The presenting symptoms of intussusception may vary from one patient to another. Abdominal pain is a consistent symptom in these children with intussusception. Children manifest abdominal pain by drawing their knees towards their chest. The abdominal pain is of sudden onset and is colicky. However, painless intussusception can also occur in children [13]. Other symptoms such as vomiting, passage of red currant jelly stool, constipation can occur but in no particular sequence. The classic symptoms of intussusception include abdominal pain, passage of red currant stool and abdominal mass. This triad is present in less than a quarter of children [5].

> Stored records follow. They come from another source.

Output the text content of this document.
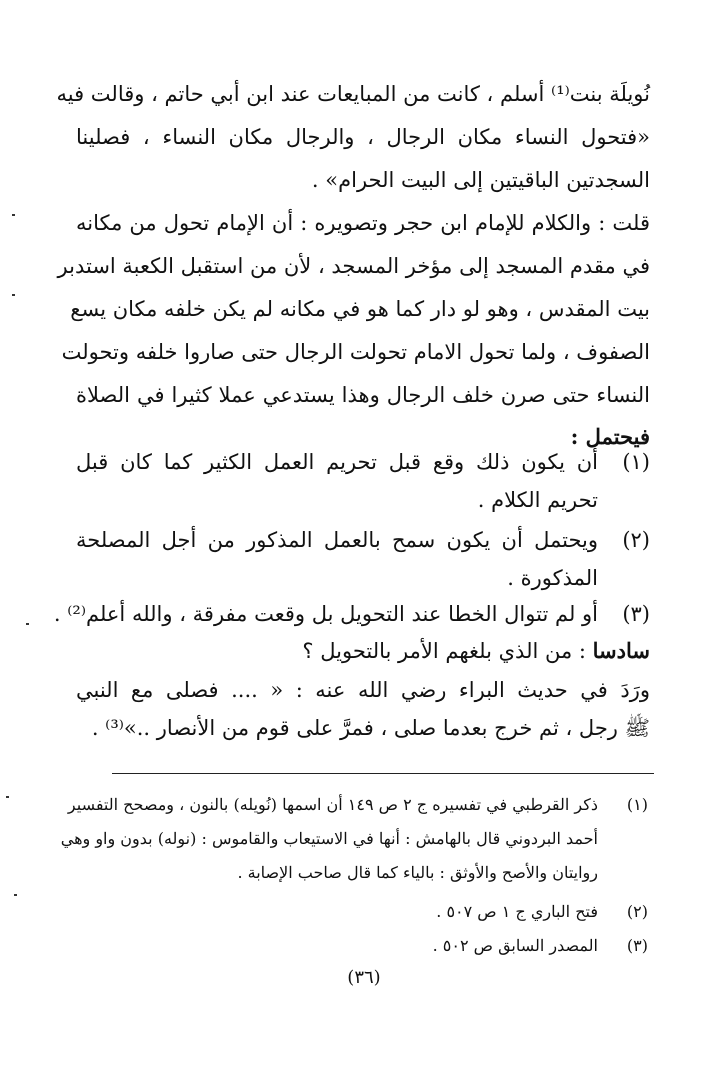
نُويلَة بنت⁽¹⁾ أسلم ، كانت من المبايعات عند ابن أبي حاتم ، وقالت فيه
«فتحول النساء مكان الرجال ، والرجال مكان النساء ، فصلينا
السجدتين الباقيتين إلى البيت الحرام» .
قلت : والكلام للإمام ابن حجر وتصويره : أن الإمام تحول من مكانه
في مقدم المسجد إلى مؤخر المسجد ، لأن من استقبل الكعبة استدبر
بيت المقدس ، وهو لو دار كما هو في مكانه لم يكن خلفه مكان يسع
الصفوف ، ولما تحول الامام تحولت الرجال حتى صاروا خلفه وتحولت
النساء حتى صرن خلف الرجال وهذا يستدعي عملا كثيرا في الصلاة
فيحتمل :
(١)
أن يكون ذلك وقع قبل تحريم العمل الكثير كما كان قبل
تحريم الكلام .
(٢)
ويحتمل أن يكون سمح بالعمل المذكور من أجل المصلحة
المذكورة .
(٣)
أو لم تتوال الخطا عند التحويل بل وقعت مفرقة ، والله أعلم⁽²⁾ .
سادسا : من الذي بلغهم الأمر بالتحويل ؟
ورَدَ في حديث البراء رضي الله عنه : « .... فصلى مع النبي
ﷺ رجل ، ثم خرج بعدما صلى ، فمرَّ على قوم من الأنصار ..»⁽³⁾ .
(١)
ذكر القرطبي في تفسيره ج ٢ ص ١٤٩ أن اسمها (نُويله) بالنون ، ومصحح التفسير
أحمد البردوني قال بالهامش : أنها في الاستيعاب والقاموس : (نوله) بدون واو وهي
روايتان والأصح والأوثق : بالياء كما قال صاحب الإصابة .
(٢)
فتح الباري ج ١ ص ٥٠٧ .
(٣)
المصدر السابق ص ٥٠٢ .
(٣٦)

All the intussusceptions in our patients were ileocolic. Other researchers have also reported ileocolic intussusception as the most common type of intussusception [6, 14]. Manual reduction of the intussusception was effective in the reduction of the intussusception. Following the manual reduction, the intestines were found to be viable. Those with non-viable intestines were not considered in the present study.

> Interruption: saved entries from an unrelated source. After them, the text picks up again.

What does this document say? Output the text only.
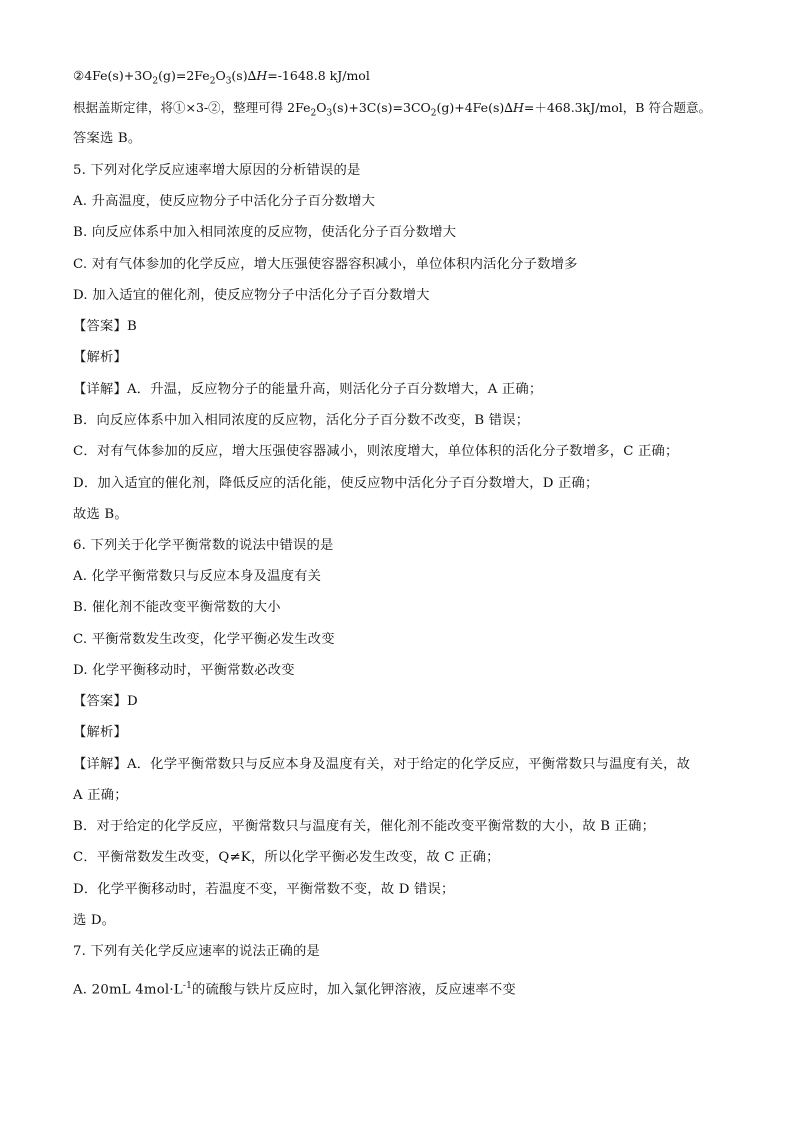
$②4Fe(s)+3O_2(g)=2Fe_2O_3(s)\Delta H=-1648.8$ kJ/mol
根据盖斯定律，将①×3-②，整理可得 $2Fe_2O_3(s)+3C(s)=3CO_2(g)+4Fe(s)\Delta H=+468.3kJ$/mol，B 符合题意。
答案选 B。
5. 下列对化学反应速率增大原因的分析错误的是
A. 升高温度，使反应物分子中活化分子百分数增大
B. 向反应体系中加入相同浓度的反应物，使活化分子百分数增大
C. 对有气体参加的化学反应，增大压强使容器容积减小，单位体积内活化分子数增多
D. 加入适宜的催化剂，使反应物分子中活化分子百分数增大
【答案】B
【解析】
【详解】A．升温，反应物分子的能量升高，则活化分子百分数增大，A 正确；
B．向反应体系中加入相同浓度的反应物，活化分子百分数不改变，B 错误；
C．对有气体参加的反应，增大压强使容器减小，则浓度增大，单位体积的活化分子数增多，C 正确；
D．加入适宜的催化剂，降低反应的活化能，使反应物中活化分子百分数增大，D 正确；
故选 B。
6. 下列关于化学平衡常数的说法中错误的是
A. 化学平衡常数只与反应本身及温度有关
B. 催化剂不能改变平衡常数的大小
C. 平衡常数发生改变，化学平衡必发生改变
D. 化学平衡移动时，平衡常数必改变
【答案】D
【解析】
【详解】A．化学平衡常数只与反应本身及温度有关，对于给定的化学反应，平衡常数只与温度有关，故
A 正确；
B．对于给定的化学反应，平衡常数只与温度有关，催化剂不能改变平衡常数的大小，故 B 正确；
C．平衡常数发生改变，Q≠K，所以化学平衡必发生改变，故 C 正确；
D．化学平衡移动时，若温度不变，平衡常数不变，故 D 错误；
选 D。
7. 下列有关化学反应速率的说法正确的是
A. 20mL $4mol\cdot L^{-1}$的硫酸与铁片反应时，加入氯化钾溶液，反应速率不变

Surgical site infection was the most frequent complication recorded in the index study. This is despite the administration of prophylactic antibiotics. A study from Tanzania also reported surgical site as the most frequent complication following operative treatment for intussusception [5]. An infection rate of 26% following laparotomy for intussusception has been reported [15]. The emergency nature of the surgery for intussusception and the environment may explain the high wound infection rate.

Survival rate of children treated for intussusception in our centre is high. Generally, the outcome of intussusception is good if the children were well resuscitated and optimized before the surgery. Prompt treatment also has a positive impact on the outcome of children treated for intussusception.

Conclusion

Intussusception is a common surgical condition in children and the bowel may not be gangrenous at surgery. However, only about one-third of our patients had viable (non-gangrenous) bowel at surgery. This small number of patients with non-gangrenous bowel may be due to the late presentation of the patients. The future in the assessment of these patients with intussusception lies in the use of 3D technology to anatomy evaluation, as currently used in cardiac pathologies [16].